To some it was an unfortunate accident, yet it is becoming clear that God had much wisdom in putting Occupy LSX right on the steps of Britain’s leading Cathedral.
Although there have been some bumpy patches in the relationship between St. Paul’s and the Occupy camp, the new emphasis on dialogue has enabled the Bishop of London and St. Paul’s Chapter to show a Christian kindness – that of showing those who have often had no voice other than protest that they can engage in constructive political debate within the system whilst at the same time protecting their status as those “outside of the system”. On the 7th December representatives from Occupy London met with the FSA and it has been reported that the discussions were fruitful.
There have also been moves by the Christian community to engage with the protesters, and on the 1st December the Not Ashamed Campaign held a rally and prayer meeting on the steps of St. Paul’s which included listening to Occupiers and also speaking to them of the necessity of Jesus – that only He can truly be Saviour and Lord.
It is wonderful to hear of such actions.
The Archbishop of Canterbury
In a separate move, Rowan Williams, the Archbishop of Canterbury, wrote an insightful piece for the Radio Times magazine and asked the question of what Jesus would be doing in regards to Christmas and the Occupy protests.
He stressed that it is not a question of whether Jesus would support or oppose Occupy, but that He would not be sitting quietly by yet rather be there and be asking some searching questions on motives.
Despite many reports claiming Williams was saying Jesus would take sides, he was careful not to give endorsement nor condemnation, but rather to get to the heart of the matter – our heart.

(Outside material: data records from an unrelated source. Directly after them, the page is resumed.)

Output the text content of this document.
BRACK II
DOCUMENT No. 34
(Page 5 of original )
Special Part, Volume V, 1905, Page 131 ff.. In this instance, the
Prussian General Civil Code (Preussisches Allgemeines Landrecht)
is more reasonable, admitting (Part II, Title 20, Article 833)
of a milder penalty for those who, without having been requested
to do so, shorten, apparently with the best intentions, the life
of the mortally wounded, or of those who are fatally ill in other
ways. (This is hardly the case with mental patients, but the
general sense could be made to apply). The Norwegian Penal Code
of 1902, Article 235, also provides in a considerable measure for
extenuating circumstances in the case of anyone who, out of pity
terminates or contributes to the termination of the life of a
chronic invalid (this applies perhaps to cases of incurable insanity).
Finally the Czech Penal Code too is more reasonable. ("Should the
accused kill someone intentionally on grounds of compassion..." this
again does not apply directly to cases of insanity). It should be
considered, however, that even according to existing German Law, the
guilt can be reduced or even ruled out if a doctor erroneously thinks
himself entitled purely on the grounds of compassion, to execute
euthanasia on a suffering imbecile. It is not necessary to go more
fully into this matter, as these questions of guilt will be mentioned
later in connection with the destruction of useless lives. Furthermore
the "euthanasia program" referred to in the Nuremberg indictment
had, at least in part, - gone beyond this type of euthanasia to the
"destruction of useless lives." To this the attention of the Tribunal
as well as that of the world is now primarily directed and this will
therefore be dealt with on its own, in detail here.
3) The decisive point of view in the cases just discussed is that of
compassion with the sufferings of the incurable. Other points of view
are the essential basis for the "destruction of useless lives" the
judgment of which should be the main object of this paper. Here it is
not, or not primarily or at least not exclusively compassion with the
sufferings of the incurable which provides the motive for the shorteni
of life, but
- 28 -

It is, indeed, an encouragement that many Christians from various denominations and of various hues and influence are each, in their own particular way, engaging with Occupy LSX and seeking to use the wonderful God-given opportunities to reach out to, to listen to, and to both encourage and challenge the Occupiers.
In many ways the work here at Church Peace is being done in a God-ordained organic way without Church Peace needing to shout out, and that is good. But the need to reach out to the wider protest movement and to defend the peaceable nature of the current protests and Church response is still required.